It’s only fair to note at this particular junction in the story that Mum and Dad spent most of their first 40 years as residents of Sydney or the NSW Central Coast. As a kid, I thought they were just making well-balanced observations of the way things were; as a ‘grown-up’ (chronologically, if in no other way) and with the very great benefit of hindsight, I now see there was huge potential for some degree of bias in their observations.

So while there aren’t any old men with hats or ethnic slurs in the list of my 10 least favourites, I’m still a product of my upbringing so I guess my observation of driving styles was preordained.

MATT’S 10 LEAST FAVOURITE HABITS OF DRIVERS ON SYDNEY ROADS

1. Red P-Platers. They just scare me and I stay as far away from them as possible. That is all.

2. Speeding. I’m convinced that nobody in Sydney knows (or cares) how to drive at the speed limit. Anywhere. Ever.

3. Swinging out across double unbroken lines into the path of oncoming traffic to get around someone else because you can’t wait the 15 seconds it takes them to move out of your way. Not sure when this became acceptable… actually, it isn’t acceptable. Stop it at once!

4. Hogging the right lane of the freeway. When travelling almost the entire length of a freeway in the left lane becomes the fastest way to get where you’re going, there’s a problem.

5. Not stopping at Stop signs or giving way at Give Way signs. There’s an excessively silly T-intersection near my house that proves, every single day, just how stupid and dangerous this can be.

6. Not slowing down at speed humps or a chicane. Not sure when drivers began dictating their own speed limits at traffic-slowing devices, but these days few seem worried if they cruise across a hump doing 60.

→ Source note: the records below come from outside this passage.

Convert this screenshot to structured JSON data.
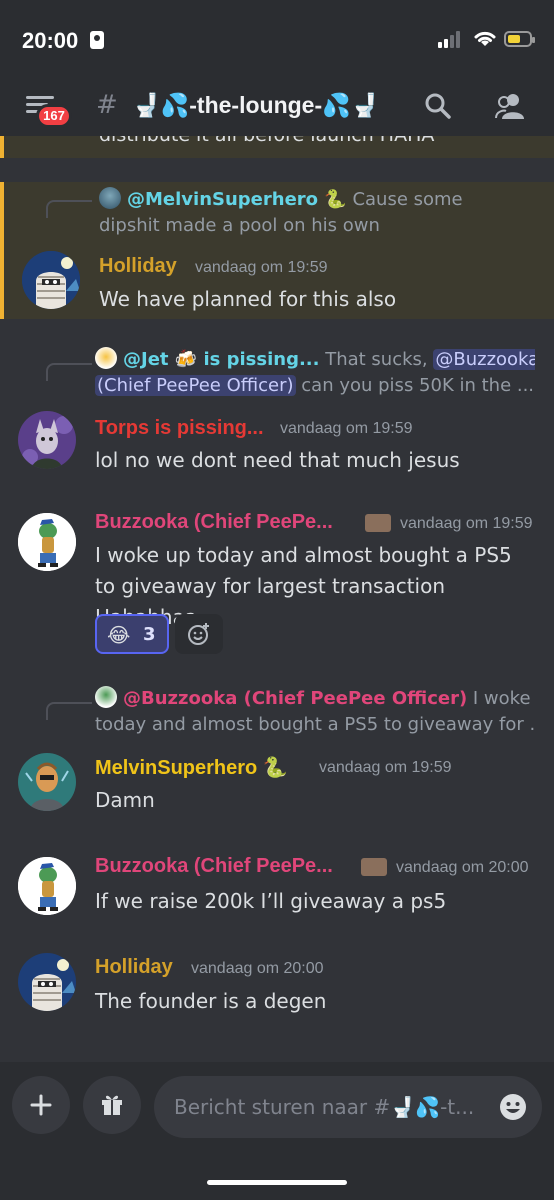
{
  "status_bar": {
    "time": "20:00"
  },
  "header": {
    "unread_badge": "167",
    "hash": "#",
    "channel_name": "🚽💦-the-lounge-💦🚽"
  },
  "messages": {
    "clipped_top_text": "distribute it all before launch HAHA",
    "m1": {
      "reply_author": "@MelvinSuperhero 🐍",
      "reply_text": "Cause some dipshit made a pool on his own",
      "author": "Holliday",
      "timestamp": "vandaag om 19:59",
      "text": "We have planned for this also"
    },
    "m2": {
      "reply_author": "@Jet 🍻 is pissing...",
      "reply_text_pre": "That sucks,",
      "reply_mention": "@Buzzooka (Chief PeePee Officer)",
      "reply_text_post": "can you piss 50K in the ...",
      "author": "Torps is pissing...",
      "timestamp": "vandaag om 19:59",
      "text": "lol no we dont need that much jesus"
    },
    "m3": {
      "author": "Buzzooka (Chief PeePe...",
      "timestamp": "vandaag om 19:59",
      "text": "I woke up today and almost bought a PS5 to giveaway for largest transaction Hahahhaa",
      "reaction_emoji": "😂",
      "reaction_count": "3"
    },
    "m4": {
      "reply_author": "@Buzzooka (Chief PeePee Officer)",
      "reply_text_line1": "I woke up",
      "reply_text_line2": "today and almost bought a PS5 to giveaway for ...",
      "author": "MelvinSuperhero 🐍",
      "timestamp": "vandaag om 19:59",
      "text": "Damn"
    },
    "m5": {
      "author": "Buzzooka (Chief PeePe...",
      "timestamp": "vandaag om 20:00",
      "text": "If we raise 200k I’ll giveaway a ps5"
    },
    "m6": {
      "author": "Holliday",
      "timestamp": "vandaag om 20:00",
      "text": "The founder is a degen"
    }
  },
  "composer": {
    "placeholder": "Bericht sturen naar #🚽💦-t..."
  },
  "colors": {
    "background": "#313338",
    "header_bg": "#2b2d31",
    "highlight_bg": "#3c3a2e",
    "highlight_border": "#f0b232",
    "holliday": "#d4a12a",
    "torps": "#e53935",
    "buzzooka": "#e0467a",
    "melvin": "#f0c419",
    "mention_teal": "#64d4e6",
    "reaction_border": "#5865f2"
  },
  "icons": [
    "menu-icon",
    "search-icon",
    "members-icon",
    "add-reaction-icon",
    "plus-icon",
    "gift-icon",
    "emoji-icon"
  ]
}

7. Driving around with all the windows down and the stereo so loud and the subwoofer so subwoofery that every window in my house rattles. Sometimes my rib cage too. I don’t like your music and I’m not impressed by your volume. What are you overcompensating for?

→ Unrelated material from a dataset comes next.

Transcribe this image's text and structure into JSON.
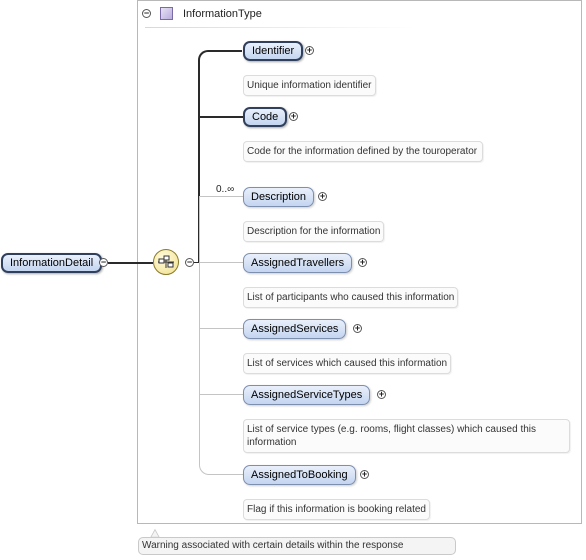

8. Tailgating. You do realise it only makes me slow down even more, don’t you?

9. Speeding up to get as far along the left lane as you can get when it’s clear that the left lane is going to end, then forcing your way into a gap that wasn’t there until you made me leave it. If you’d only been nice about it and just waited your turn, I probably would’ve let you in anyway. Now I just want to run you off the road.

10. Using your right indicator to go straight through a roundabout. Seriously – you’re entering a circular piece of road, swinging around the left side of a big round bit in the middle and going straight out the other end. At no point, neither in this nor any alternative universe, will you ever be turning right in this scenario.

I’m pretty sure I have ten more. No, too much fun all at once.

Now if only everyone in Sydney drove as sedately as people in RAdelaide, our roads would be a much calmer, nicer, friendlier place to be.

A QUESTION OF CONGESTION: Redefining 9 to 5


The other night I was watching one of those documentary-type things on one of the Foxtel channels about the London Underground – oddly enough, I think it’s called The Underground.

The episode was heavily focussed on stations’ management techniques for both traffic on the rails and traffic on the platforms during morning and afternoon peaks. One of the controllers described how fine the balance is between having not enough trains in the tube system and having too many: too few and the platforms become a log jam; too many and the tube network itself becomes a log jam.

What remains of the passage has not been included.